Monday, May 21, 2012

The Last Secret


"Cotton Stone tidak sama seperti kita," kata Tyler. "Dia adalah..."
"Dia adalah keturunan malaikat," kata Sri Paus.
"Maaf?" Wyatt berkata, menghembuskan napas.

Dan seperti itulah juga reaksiku, berkali-kali sepanjang membaca buku ini, "maaf..?"

The Last Secret adalah sekuel dari The Holy Grail yang mengisahkan Cotten Stone--wanita muda jurnalis yang mengkhususkan diri pada liputan-liputan berbau keagamaan. Di Holy Grail ia menjadi pahlawan karena mematahkan rencana sebuah organisasi yang hendak mengkloning Kristus dengan menggunakan DNA dari darahNya yang tertinggal di Cawan Suci. [Errr..maaf...?]
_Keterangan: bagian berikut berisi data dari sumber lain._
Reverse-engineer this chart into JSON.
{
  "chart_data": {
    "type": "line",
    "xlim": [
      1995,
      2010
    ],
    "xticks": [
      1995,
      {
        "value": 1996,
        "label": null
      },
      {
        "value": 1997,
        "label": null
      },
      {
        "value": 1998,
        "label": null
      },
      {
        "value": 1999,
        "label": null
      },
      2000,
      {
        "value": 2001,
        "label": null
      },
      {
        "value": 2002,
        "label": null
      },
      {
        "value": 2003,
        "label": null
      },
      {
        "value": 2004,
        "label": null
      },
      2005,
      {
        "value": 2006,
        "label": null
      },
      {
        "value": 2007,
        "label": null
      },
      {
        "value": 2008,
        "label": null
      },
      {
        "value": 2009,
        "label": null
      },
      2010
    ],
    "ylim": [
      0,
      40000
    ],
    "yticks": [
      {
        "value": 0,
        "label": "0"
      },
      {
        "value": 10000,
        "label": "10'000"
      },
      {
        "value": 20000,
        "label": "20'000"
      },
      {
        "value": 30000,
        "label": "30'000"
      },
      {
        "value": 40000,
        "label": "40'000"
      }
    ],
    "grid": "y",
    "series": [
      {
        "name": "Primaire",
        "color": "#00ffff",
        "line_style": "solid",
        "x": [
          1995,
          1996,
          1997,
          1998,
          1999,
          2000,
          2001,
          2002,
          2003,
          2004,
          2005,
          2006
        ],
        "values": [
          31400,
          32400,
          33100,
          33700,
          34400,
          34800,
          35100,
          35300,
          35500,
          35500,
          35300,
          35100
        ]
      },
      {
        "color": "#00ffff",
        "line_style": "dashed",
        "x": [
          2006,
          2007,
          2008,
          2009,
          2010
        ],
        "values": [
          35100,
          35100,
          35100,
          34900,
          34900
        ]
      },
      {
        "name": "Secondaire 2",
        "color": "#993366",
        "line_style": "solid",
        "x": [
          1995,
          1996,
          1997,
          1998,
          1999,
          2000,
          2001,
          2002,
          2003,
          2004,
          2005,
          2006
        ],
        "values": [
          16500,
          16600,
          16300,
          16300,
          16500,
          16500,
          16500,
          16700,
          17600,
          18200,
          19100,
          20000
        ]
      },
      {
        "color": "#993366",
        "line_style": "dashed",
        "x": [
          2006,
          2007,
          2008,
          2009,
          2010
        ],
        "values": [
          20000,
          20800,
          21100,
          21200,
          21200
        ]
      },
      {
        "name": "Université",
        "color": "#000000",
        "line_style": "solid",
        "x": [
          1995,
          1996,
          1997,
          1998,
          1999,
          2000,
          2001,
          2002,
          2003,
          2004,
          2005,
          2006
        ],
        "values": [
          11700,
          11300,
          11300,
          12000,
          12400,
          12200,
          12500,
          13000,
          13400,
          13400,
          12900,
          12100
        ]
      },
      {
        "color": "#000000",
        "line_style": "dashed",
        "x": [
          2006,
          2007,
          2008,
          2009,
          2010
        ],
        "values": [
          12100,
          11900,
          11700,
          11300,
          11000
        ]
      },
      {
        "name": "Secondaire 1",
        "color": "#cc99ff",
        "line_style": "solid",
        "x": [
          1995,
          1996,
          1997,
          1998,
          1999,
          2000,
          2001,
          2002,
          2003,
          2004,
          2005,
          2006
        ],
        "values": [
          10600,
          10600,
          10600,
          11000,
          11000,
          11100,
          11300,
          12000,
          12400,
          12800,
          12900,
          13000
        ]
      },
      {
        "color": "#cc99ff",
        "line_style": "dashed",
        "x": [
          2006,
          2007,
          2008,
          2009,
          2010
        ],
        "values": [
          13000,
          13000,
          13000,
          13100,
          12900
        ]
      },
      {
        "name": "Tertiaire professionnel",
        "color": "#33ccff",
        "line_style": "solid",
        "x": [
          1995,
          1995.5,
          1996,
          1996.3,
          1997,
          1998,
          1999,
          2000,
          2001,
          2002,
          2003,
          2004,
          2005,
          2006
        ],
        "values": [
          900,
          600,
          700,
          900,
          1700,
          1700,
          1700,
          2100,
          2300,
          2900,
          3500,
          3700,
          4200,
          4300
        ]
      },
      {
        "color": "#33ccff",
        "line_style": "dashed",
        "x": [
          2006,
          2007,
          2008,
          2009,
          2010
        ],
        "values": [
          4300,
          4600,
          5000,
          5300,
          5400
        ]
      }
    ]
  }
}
Bagaimana Cotten bisa sehebat itu? Seperti sudah kuungkap lewat dialog awal tadi, Cotten adalah putri malaikat. Tepatnya salah satu Malaikat Jatuh, yaitu antek-antek Lucifer yang dulu memberontak terhadap Tuhan lalu dibuang dari surga. Saat ini para Nefilim (sebutan malaikat jatuh) sedang merencanakan pembalasan terhadap Tuhan, lewat agen-agen (manusia) mereka. Yang bisa menggagalkan mereka hanyalah Cotten yang harus menemukan tablet kristal berisi tulisan tangan Tuhan sendiri [sekali lagi..maaf...?] tentang cara menyelamatkan umat manusia dari kiamat. Hingga di sini jelaslah bahwa, seperti biasa, ini adalah pertempuran antara si jahat (legiun Lucifer digambarkan lewat kabut hitam tebal dan sekawanan kunang-kunang) dan si baik.

Sementara itu dunia sedang dilanda wabah bunuh diri yang kian mencemaskan, yang jelas adalah pertanda dan ancaman dari setan. Cotten dan orang-orang dari Vatican harus berlomba-lomba menemukan tablet kristal itu dan memecahkan rahasianya sebelum kekacauan melanda umat manusia.

Terus terang saja aku orang yang memegang prinsip yang tegas tentang masalah iman. Anda boleh menganggapku fanatik atau apa, tapi menurutku ada batasan tegas antara sesuatu yang pantas dan tidak pantas diutak-atik bila berkaitan dengan iman dan Tuhan. Sampai sekarang aku masih tak mengerti bagaimana para penulis macam Dan Brown dsb itu bisa mempermainkan iman mereka demi sensasi. Maka maaf saja kalau aku sama sekali tak mampu menikmati buku ini (atau buku-buku lain sejenis) yang isinya absurd bagiku. Bagaimana aku bisa mengagumi sebuah karya kalau aku tak mampu menghormati penulisnya?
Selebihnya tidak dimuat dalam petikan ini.